Travellers face higher fares in coming years as green taxes and aircraft shortages increase the cost of flying, an Irish aviation group said on Tuesday.
Aircraft lessor Avolon predicts that the number of passenger planes in the world will almost double to 46,880 as demand for travel continues to increase.
Passenger demand will rise by around 3.5 per cent annually, says the company’s World Fleet Forecast, published on Tuesday.
Avolon predicts, however, that environmental taxes and a shortage of aircraft will boost air fares so expansion will lag the 5 per cent to 6 per cent rates of the last two decades.
The report blames the slow recovery in aircraft production for the shortage.
The lessor also notes that there will be less scope to deregulate markets, which helped drive growth over the last 20 years.
The Dublin-based company calculates that the 44,300 new passenger jets that manufacturers are likely to deliver to airlines over the next two decades will cost $4 trillion (€3.7 trillion).
Globally, airlines own 24,180 passenger aircraft but 21,600 will be taken out of service over the next 20 years, leaving a net total of 46,880.
Avolon believes this will provide companies in its business with opportunities to aid airlines in financing growth.
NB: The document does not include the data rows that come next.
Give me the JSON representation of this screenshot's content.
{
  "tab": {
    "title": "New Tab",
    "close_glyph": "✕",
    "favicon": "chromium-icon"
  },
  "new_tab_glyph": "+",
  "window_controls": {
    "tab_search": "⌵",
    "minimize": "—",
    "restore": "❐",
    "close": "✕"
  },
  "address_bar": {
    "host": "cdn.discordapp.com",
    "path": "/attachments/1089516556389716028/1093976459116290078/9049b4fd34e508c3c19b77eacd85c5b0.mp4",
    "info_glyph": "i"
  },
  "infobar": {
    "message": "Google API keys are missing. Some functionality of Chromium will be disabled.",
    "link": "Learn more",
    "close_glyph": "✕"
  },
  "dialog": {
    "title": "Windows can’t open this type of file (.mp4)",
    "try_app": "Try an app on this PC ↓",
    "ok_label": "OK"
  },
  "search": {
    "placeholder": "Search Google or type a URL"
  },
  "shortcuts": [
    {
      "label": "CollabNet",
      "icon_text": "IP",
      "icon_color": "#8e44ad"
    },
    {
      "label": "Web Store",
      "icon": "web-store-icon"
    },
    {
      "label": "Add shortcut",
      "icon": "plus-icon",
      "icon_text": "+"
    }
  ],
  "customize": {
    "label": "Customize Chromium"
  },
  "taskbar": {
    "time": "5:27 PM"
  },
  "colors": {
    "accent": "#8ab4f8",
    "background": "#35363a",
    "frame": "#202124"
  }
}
Andy Cronin, Avolon’s chief executive, said: “Emerging markets and their growing middle class underpin our forecast for continued expansion of the global fleet.”
The Dublin-based company combines its own cash with borrowings to buy aircraft from manufacturers, mainly Airbus and Boeing, which it leases to airlines around the world, generating revenue from the rent they pay for the planes.
Those manufacturers will continue to dominate the market, according to Avolon. European player Airbus will lead the way in the market for narrow-body aircraft, used on short-haul routes, and so most flown by airlines.
These models include the Airbus A320s flown by Aer Lingus and the Boeing 737s favoured by Ryanair.
Airbus will provide 58 per cent of the total narrow-body fleet of 34,320 by 2042, Avolon says.
That will be the fastest growing market, with the number of aircraft in this category more than doubling over 20 years from 16,220 in 2022.
Boeing, maker of the 787, will continue to lead the way in wide-body planes used by airlines on long-haul journeys.
The US giant will be responsible for 59 per cent of the 7,480 such planes in service by 2042, according to Avolon, which says there are 3,800 wide-body passenger aircraft flying now.